Marty's husband asks, "Tired of what?"

"Being infirmed.", she replies.

For Marty, "infirmed" covers a lot. I know she is happy to "be" but I also know she constantly fights to think clearly, to see and understand things with an old clarity, and to say what is on her mind and in her heart.

I can see Marty's daily fights with clarity are exhausting for her. She lost what she always thought was the best part of herself, her ability to think and communicate. She's aware she lost it, losing it hurts her heart and she constantly struggles to get it back. It's a monumental and never ending war within her.

I watch Marty in crowds of people. I watch her when we are out at a restaurant. I watch her when we are with friends and I see behind her eyes; I see her mind churning and reeling, trying to engage in a way that is familiar. It tries to fire and just can't quite turn over and start running in the way she remembers. It's frustrating and she gets tired and turns inward. Coping with her new normal, finding ways in which she can function with the constraints of her broken brain is constant and I think, incredibly taxing emotionally, physically and mentally.

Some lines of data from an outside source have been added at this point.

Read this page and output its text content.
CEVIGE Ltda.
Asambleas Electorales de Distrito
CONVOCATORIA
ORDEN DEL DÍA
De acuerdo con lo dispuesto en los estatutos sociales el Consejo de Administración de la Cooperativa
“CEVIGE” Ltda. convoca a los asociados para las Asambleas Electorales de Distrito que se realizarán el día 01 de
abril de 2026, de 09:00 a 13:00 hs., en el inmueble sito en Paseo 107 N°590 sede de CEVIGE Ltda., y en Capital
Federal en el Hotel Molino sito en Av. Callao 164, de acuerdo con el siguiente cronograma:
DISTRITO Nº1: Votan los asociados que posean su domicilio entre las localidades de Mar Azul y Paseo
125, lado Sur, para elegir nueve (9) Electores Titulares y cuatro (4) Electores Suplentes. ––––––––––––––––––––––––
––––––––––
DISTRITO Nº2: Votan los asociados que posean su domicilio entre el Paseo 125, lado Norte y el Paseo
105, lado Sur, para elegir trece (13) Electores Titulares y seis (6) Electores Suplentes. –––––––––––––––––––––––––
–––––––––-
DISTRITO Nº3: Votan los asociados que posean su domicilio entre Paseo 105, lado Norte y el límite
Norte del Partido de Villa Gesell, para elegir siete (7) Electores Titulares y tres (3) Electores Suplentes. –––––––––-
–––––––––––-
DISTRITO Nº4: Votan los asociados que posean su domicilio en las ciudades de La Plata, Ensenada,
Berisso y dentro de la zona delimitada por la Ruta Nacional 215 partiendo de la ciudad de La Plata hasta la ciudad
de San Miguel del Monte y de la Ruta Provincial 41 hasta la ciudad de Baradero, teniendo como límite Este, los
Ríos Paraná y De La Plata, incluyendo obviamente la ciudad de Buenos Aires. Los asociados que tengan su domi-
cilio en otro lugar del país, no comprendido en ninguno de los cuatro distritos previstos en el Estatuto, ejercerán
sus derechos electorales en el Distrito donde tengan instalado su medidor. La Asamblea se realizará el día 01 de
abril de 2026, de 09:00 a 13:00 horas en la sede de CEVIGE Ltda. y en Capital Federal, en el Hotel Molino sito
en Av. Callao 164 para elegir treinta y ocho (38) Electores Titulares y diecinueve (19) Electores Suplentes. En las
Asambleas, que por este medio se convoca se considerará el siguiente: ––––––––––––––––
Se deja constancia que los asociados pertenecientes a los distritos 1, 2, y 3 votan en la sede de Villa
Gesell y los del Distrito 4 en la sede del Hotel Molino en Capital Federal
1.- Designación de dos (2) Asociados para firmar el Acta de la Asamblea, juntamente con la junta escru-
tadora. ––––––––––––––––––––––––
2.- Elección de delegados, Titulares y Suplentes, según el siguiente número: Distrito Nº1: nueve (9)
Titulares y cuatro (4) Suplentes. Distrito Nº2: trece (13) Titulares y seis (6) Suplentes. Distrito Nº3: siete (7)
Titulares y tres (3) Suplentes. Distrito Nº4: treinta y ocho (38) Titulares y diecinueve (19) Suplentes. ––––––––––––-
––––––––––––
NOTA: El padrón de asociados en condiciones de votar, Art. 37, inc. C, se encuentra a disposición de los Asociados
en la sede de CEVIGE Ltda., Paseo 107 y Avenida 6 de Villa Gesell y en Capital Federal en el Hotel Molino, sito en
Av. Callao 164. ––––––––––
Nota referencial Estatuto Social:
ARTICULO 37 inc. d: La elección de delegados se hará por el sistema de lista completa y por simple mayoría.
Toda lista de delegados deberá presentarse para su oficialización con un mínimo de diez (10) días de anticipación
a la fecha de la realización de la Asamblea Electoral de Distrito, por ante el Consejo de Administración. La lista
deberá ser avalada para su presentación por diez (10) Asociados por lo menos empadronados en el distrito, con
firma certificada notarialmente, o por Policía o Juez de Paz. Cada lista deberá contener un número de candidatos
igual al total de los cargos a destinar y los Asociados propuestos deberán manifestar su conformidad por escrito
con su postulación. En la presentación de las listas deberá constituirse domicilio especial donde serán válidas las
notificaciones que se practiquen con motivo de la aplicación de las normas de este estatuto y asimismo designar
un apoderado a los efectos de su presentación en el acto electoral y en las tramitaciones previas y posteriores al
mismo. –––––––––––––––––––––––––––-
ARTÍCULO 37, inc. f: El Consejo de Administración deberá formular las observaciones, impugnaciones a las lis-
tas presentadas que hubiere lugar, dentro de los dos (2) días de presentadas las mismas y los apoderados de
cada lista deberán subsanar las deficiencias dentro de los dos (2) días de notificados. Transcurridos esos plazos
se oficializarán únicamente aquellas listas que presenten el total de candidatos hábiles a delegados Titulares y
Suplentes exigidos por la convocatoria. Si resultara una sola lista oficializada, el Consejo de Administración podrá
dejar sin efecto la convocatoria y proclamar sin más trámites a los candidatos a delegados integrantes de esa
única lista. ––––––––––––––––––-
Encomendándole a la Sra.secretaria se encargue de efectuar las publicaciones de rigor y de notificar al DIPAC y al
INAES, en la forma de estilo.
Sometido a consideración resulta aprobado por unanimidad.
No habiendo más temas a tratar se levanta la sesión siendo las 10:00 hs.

Recovery from a stroke, recovery from any completely debilitating event is life long. Recovery requires energy which requires rest. It took us a while but we finally discovered that the more physical and mental R&R Marty could get the better she felt, the better she related, the better she could engage. For Marty the mere act of engaging takes a tremendous amount of strength and energy, she needs the rest. Her daily struggle to participate in the simplest forms of life is the greatest testament she can give to all of us.

Over the holidays I watched Noah, our brand new wonderful grandbaby who is perfect in every way and is probably the smartest kid in the world, lie on his back and watch the ceiling fan as it slowly rotated over his head. He kicked, he moved his arms and his hands and he moved his head from side-to-side. He was constant motion. It's not surprising he requires so much sleep. When he is awake everything is a stimuli and he is firing on all neurons. It has to be exhausting.

I see him and his constant motion and I think of how hard Marty has to work to engage and be a part of all of the things she used to take for granted. I think it's like constant motion in her brain. I'd be tired of it too. I hope, like her, I would never get too tired to keep trying.